Male hemizygous IDUA gene knock-out mice (supplied by the Laboratory of Dr. Lome Clarke at British Columbia University, Dept of Medical Genetics) aged between 21 -23 weeks were dosed via injection into the caudal vein once a week for 4 weeks. Male wild type animals (23 weeks old) were used in test group 1 as a control.

As shown in Figures 6A and 6B, IDUAL17 was able to reduce GAG levels in the brain and liver by greater than 66% after 96 hours.
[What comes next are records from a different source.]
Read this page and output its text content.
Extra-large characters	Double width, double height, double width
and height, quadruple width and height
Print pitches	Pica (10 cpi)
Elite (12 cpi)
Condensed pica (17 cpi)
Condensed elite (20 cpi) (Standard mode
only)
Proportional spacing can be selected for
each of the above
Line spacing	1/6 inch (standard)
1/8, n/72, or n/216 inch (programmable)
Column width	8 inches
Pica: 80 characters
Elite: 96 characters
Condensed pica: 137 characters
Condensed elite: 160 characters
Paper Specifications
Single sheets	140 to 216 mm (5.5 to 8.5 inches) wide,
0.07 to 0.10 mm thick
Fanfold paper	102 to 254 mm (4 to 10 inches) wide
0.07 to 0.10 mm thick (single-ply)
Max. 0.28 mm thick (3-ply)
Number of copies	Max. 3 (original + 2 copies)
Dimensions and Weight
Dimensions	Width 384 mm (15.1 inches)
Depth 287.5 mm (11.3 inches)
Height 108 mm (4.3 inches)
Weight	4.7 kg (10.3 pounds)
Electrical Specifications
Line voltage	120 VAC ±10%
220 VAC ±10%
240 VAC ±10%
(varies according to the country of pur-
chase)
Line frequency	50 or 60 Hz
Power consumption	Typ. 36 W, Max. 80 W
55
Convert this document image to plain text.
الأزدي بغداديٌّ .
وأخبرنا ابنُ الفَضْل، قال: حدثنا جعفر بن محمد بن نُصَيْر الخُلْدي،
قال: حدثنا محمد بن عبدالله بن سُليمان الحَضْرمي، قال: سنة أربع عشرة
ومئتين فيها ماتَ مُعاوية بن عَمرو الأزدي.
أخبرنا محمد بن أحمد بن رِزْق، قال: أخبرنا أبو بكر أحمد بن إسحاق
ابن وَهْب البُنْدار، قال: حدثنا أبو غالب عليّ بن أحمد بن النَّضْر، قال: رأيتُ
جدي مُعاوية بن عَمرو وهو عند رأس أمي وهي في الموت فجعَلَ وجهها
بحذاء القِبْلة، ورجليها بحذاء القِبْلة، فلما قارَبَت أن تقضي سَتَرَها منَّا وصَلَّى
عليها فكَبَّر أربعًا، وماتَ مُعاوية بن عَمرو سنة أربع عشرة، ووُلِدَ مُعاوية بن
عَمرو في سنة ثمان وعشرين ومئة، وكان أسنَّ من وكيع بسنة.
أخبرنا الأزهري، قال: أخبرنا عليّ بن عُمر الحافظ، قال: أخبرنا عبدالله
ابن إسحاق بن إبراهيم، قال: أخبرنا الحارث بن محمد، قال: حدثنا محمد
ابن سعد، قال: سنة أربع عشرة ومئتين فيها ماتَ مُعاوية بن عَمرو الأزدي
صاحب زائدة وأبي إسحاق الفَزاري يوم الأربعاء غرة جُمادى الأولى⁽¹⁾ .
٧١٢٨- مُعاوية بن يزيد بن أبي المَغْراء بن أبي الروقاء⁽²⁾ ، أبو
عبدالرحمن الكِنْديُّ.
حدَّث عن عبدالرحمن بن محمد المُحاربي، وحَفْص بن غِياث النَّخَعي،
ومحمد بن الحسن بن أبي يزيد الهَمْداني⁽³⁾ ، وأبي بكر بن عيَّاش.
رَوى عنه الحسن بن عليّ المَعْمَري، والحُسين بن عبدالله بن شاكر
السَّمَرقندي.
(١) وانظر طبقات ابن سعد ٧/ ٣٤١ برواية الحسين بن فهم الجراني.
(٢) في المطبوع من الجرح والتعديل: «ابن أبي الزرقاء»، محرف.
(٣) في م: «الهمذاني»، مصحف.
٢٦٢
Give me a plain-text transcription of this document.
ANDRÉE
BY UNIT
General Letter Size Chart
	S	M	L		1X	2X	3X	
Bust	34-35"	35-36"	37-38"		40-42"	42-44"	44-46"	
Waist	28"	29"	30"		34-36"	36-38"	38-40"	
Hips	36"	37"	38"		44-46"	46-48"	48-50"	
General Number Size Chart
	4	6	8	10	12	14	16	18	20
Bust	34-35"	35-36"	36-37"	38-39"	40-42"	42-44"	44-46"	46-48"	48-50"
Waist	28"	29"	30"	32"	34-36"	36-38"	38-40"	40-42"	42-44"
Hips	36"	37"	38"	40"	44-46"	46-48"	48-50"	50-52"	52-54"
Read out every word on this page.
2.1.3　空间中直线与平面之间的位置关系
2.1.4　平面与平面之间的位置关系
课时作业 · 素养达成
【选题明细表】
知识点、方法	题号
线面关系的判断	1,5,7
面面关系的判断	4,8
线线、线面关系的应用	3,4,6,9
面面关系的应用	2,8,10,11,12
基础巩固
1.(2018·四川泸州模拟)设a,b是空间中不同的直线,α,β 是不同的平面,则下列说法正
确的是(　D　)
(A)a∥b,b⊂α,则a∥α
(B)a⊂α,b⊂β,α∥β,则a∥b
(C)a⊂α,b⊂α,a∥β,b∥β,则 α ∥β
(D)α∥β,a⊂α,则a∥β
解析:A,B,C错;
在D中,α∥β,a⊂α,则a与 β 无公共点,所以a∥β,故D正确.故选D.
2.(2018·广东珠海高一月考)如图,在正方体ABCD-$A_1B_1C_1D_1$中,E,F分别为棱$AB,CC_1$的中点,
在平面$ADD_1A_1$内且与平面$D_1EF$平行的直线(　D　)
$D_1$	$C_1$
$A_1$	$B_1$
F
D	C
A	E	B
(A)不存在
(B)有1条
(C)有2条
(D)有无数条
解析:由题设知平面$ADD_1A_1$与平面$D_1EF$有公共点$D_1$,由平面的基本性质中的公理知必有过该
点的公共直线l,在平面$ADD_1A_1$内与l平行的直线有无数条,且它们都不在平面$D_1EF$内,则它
Example 6. Effect of conjugates on GM3 accumulation in the brain in hemizygous IDUA knock out mice

To determine the effect of dendrimeric Angiopep-2-IDUA conjugates on GM3 accumulation in vivo, an animal study can be carried out using the following protocol: Twenty mice are used in this study. The mice are divided into 5 anonymous groups, 4 animals each. The mice are submitted to IDUA replacement treatment by administration with IDUA and An2- IDUA conjugates. The controls use IDUA-KO mice injected with vehicle and wild-type (VVT) mice. Brains are divided on left and right hemisphere. Right hemisphere is frozen, then cut into 15 microns sagittal or coronal sections. GM3 immunocytochemistry is performed using a mouse anti-GM3 monoclonal antibody, clone M2590 (Cosmo Bio C. Ltd. , cat. # NBT-M 101/M 102). This antibody recognizes GM3 and cross-react with Sialylpara globoside (NeuAc) and GM3 Lactone. Optical density (OD) measurement is performed using ImageJ software. The OD values represent a mean ± S. E. D. of GM3 levels evaluated in the brain entorhinal cortex.

Other embodiments

All patents, patent applications, and publications, including U.S. Application Nos. 61 ,660,564, filed June 15, 2012, 61/682,991 , filed August 12, 2012, 61/732, 189, filed November 30, 2012, and International Patent Application Nos. PCT/CA2013/050621 , filed August 12, 2013, and

PCT/CA2013/050453, filed June 14, 2013, mentioned in this specification are herein incorporated by reference to the same extent as if each independent patent, patent application, or publication was specifically and individually indicated to be incorporated by reference.